At 2:17 in the morning, Roman came home with dried blood beneath one cufflink and a bruise swelling across his right hand. He had spent six hours in a South Side warehouse ending a challenge before it could become a war.

He wanted quiet. Instead, he heard a baby cry beneath the marble floors.

The sound was weak, scraped thin by exhaustion. His guard, Miles, reached under his jacket, but Roman lifted one hand and froze the foyer. The baby cried again, muffled somewhere below the kitchen and servants’ corridor.

Miles warned him it could be a trap. Roman knew that better than anyone. In his world, mercy was often bait, and the decent instinct in a man was the easiest place to set a hook.

But this was inside his house.

Roman moved through the kitchen and opened the paneled door to the old service stairs. Down below, the air changed from lemon oil and firewood to dust, stone, cleaning solution, and damp cold that had been ignored too long.

The cry led him past laundry shelves, spare linens, silver polish, and a locked wine cage. At the end of the corridor stood a warped storage-room door. The baby was behind it.

Roman opened the door and switched on the overhead light.

Nora Bennett was curled against the concrete wall in her gray maid’s uniform, holding Eli inside her coat. The room was freezing. Broken decorations, old paint cans, rusted shelves, and cracked flooring surrounded her like discarded evidence.

She looked up at Roman as if death had entered wearing a tailored coat.

“Mr. DeLuca,” she whispered.

Then she said the words that changed the room. “Please don’t hurt him.”

Roman did not answer at first.

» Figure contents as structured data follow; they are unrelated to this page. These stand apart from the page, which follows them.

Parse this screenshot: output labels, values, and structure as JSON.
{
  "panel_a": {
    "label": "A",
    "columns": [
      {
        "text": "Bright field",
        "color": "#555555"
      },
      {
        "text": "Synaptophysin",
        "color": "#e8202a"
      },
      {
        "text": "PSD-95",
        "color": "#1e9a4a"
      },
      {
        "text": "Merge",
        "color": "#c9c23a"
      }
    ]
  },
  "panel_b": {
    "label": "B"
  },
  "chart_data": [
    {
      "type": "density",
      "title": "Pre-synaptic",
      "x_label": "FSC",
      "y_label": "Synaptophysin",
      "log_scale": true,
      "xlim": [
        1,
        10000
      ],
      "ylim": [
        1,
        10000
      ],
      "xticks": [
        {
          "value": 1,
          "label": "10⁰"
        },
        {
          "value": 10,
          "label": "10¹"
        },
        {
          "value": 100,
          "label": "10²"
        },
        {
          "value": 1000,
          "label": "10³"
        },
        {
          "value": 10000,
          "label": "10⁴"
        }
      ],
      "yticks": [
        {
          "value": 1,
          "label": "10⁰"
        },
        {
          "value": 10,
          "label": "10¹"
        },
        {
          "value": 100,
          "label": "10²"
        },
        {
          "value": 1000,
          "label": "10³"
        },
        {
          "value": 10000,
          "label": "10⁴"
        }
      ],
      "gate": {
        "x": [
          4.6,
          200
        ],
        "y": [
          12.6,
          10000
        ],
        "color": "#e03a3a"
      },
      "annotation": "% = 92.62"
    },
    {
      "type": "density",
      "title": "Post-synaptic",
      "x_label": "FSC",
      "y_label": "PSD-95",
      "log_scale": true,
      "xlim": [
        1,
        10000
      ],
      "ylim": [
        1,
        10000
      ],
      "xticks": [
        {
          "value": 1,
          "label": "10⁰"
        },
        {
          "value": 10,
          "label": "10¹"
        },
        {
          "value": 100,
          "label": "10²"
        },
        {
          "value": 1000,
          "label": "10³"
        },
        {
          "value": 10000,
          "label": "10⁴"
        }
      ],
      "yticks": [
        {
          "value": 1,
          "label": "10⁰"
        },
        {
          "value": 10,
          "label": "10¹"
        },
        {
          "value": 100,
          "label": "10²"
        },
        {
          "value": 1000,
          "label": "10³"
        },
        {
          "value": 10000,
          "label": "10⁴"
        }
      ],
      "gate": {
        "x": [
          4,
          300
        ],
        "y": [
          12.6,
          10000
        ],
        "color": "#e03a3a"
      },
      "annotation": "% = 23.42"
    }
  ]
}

He looked at the baby. Eli’s cheeks were fever-red, his hair stuck damply to his temples, and his little breaths came with a rasp that made Roman’s jaw tighten.

He asked her name. He asked the child’s name. He asked how long the fever had lasted. Nora answered each question like she was stepping carefully over broken glass.

“Since yesterday afternoon,” she said.

“You called a doctor?” Roman asked.

Shame crossed her face before she could hide it. She looked down at Eli, then at the concrete floor. “I tried. They said I couldn’t leave the property until morning.”